Netgate Discussion Forum
    • Categories
    • Recent
    • Tags
    • Popular
    • Users
    • Search
    • Register
    • Login

    Super Micro C2758 crashes

    Scheduled Pinned Locked Moved 2.4 Development Snapshots
    17 Posts 4 Posters 5.0k Views
    Loading More Posts
    • Oldest to Newest
    • Newest to Oldest
    • Most Votes
    Reply
    • Reply as topic
    Log in to reply
    This topic has been deleted. Only users with topic management privileges can see it.
    • A
      athurdent
      last edited by

      Fatal trap 12: page fault while in kernel mode
      cpuid = 3; apic id = 06
      fault virtual address = 0x78
      fault code = supervisor read data, page not present
      instruction pointer = 0x20:0xffffffff80e33224
      stack pointer         = 0x28:0xfffffe01ed0977e0
      frame pointer         = 0x28:0xfffffe01ed097860
      code segment = base 0x0, limit 0xfffff, type 0x1b
      = DPL 0, pres 1, long 1, def32 0, gran 1
      processor eflags = interrupt enabled, resume, IOPL = 0
      current process = 12 (irq269: igb1:que 3)

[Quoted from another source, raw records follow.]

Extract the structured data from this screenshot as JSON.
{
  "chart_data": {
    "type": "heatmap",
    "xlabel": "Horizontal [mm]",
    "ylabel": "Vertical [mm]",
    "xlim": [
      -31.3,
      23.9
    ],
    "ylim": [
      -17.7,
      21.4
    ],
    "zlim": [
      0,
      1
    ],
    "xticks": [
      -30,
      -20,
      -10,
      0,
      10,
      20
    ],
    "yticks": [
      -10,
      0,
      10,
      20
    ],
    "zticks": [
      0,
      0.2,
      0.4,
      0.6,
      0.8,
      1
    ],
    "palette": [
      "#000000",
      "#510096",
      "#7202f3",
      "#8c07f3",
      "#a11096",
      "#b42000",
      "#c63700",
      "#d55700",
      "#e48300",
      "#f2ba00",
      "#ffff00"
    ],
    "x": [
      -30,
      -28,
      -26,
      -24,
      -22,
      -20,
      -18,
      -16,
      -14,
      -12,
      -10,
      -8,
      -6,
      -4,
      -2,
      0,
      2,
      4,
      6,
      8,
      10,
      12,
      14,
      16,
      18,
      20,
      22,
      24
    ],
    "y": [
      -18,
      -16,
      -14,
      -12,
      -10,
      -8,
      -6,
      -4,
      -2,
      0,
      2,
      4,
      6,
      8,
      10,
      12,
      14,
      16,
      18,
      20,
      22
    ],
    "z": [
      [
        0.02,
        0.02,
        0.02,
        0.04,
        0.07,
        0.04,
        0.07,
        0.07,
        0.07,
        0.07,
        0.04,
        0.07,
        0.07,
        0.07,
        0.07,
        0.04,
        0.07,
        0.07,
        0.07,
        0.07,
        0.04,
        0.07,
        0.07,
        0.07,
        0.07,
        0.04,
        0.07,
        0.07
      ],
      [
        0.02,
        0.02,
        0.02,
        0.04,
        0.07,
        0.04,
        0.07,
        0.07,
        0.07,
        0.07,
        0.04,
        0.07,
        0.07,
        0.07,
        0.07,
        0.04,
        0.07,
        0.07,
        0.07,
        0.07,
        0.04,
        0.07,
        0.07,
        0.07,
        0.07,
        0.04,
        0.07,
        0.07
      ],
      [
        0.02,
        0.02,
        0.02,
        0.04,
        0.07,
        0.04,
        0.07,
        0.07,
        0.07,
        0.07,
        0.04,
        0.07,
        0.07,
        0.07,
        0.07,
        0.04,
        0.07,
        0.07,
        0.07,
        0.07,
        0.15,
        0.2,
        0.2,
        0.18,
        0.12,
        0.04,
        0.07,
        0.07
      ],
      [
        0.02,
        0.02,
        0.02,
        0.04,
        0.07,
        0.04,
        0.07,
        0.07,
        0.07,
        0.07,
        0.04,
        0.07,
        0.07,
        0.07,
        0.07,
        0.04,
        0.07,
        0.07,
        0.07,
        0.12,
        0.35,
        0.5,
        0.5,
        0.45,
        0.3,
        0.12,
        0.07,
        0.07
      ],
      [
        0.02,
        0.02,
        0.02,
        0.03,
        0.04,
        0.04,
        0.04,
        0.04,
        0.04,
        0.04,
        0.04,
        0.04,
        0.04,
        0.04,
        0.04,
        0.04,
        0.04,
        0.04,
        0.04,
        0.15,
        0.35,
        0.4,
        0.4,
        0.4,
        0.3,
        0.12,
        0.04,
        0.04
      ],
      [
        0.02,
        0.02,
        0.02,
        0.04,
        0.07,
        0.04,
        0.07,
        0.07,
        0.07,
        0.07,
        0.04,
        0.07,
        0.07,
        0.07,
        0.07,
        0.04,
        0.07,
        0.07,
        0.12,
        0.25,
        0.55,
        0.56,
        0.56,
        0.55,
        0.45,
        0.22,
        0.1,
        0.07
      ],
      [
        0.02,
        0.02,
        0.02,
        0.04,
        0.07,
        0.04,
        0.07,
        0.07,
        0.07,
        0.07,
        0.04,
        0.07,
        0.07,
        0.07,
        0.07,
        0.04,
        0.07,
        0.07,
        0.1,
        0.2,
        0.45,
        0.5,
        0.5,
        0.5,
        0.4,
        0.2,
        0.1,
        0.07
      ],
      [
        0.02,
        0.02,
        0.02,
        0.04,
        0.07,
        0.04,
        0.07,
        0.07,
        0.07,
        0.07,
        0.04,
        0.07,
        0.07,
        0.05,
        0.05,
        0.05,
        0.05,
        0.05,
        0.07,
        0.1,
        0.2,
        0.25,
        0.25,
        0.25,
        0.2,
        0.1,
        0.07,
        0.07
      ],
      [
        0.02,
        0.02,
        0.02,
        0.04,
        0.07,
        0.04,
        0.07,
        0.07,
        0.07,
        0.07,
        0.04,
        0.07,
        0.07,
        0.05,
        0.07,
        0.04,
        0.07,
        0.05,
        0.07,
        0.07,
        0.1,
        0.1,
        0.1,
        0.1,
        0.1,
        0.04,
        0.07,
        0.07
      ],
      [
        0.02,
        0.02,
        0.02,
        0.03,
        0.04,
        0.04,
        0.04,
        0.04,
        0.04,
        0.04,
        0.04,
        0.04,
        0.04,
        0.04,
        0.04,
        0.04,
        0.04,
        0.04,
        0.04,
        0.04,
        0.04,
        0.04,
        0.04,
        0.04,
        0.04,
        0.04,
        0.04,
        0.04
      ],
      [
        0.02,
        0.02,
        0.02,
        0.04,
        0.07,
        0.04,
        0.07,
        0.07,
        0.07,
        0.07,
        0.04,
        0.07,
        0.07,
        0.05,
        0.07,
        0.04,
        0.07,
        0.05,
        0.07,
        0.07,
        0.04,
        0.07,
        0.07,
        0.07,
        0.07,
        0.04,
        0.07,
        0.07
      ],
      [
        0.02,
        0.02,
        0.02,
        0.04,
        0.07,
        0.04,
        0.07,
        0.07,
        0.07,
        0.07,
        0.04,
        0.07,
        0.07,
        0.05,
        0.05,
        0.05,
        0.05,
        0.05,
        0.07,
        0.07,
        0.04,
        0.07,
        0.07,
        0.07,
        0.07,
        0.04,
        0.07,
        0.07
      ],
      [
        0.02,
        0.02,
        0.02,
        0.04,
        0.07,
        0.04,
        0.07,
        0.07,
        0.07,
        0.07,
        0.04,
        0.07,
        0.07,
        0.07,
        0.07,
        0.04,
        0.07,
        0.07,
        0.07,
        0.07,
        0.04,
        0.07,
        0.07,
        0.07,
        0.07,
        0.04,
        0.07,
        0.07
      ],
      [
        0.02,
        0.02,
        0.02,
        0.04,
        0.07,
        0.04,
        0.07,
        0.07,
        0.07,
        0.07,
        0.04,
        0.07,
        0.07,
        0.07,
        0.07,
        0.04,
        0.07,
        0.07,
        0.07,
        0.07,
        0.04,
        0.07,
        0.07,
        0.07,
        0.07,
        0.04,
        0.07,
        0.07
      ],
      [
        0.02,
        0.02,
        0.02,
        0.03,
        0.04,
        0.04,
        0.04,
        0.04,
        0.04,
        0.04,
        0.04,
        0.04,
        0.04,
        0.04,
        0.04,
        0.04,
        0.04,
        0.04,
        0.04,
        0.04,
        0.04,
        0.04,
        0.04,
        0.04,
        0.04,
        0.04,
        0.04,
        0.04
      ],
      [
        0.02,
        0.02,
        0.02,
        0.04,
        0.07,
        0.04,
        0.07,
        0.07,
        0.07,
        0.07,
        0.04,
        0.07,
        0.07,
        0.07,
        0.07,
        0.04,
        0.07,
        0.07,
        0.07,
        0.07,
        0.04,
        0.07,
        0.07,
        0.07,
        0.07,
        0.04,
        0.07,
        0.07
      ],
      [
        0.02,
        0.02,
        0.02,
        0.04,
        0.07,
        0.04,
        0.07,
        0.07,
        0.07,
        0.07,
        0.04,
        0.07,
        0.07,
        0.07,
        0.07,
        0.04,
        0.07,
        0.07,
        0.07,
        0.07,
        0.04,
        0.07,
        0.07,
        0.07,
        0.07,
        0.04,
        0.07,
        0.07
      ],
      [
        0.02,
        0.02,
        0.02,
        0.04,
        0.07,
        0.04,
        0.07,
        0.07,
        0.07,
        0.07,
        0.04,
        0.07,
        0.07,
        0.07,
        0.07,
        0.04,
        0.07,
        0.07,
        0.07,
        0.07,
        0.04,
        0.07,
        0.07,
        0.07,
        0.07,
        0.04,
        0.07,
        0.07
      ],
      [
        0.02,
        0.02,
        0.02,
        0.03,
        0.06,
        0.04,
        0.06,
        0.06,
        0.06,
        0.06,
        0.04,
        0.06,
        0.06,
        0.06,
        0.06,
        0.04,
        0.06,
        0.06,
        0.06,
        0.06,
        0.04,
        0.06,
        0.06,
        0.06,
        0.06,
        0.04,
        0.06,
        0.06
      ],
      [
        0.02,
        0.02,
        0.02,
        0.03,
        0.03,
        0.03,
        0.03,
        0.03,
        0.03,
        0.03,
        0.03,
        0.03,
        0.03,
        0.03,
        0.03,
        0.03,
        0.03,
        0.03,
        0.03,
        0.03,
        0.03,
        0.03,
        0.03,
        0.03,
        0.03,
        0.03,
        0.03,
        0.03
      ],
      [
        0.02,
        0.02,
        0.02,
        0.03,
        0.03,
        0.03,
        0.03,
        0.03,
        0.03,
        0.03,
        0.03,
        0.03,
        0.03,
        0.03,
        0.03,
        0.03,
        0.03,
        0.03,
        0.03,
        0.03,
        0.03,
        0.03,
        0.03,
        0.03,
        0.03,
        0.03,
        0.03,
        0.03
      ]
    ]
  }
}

      I have uploaded the crash info, this is the second time it happened in the last 24 hours.
      Uploading IP ends with .143.1.27

      Edit: kern.ipc.nmbclusters="1000000" has been configured

      1 Reply Last reply Reply Quote 0
      • chrismacmahonC
        chrismacmahon
        last edited by

        looking at both crash reports (yesterday/today), you are having different call outs.

        Potentially add: hw.igb.num_queues=1 in loader.conf

        Hope that helps.

        Need help fast? Our support is available 24/7 https://www.netgate.com/support/

        Do Not PM For Help!

        1 Reply Last reply Reply Quote 0
        • A
          athurdent
          last edited by

          Thanks, I have added this and rebooted. Will report back.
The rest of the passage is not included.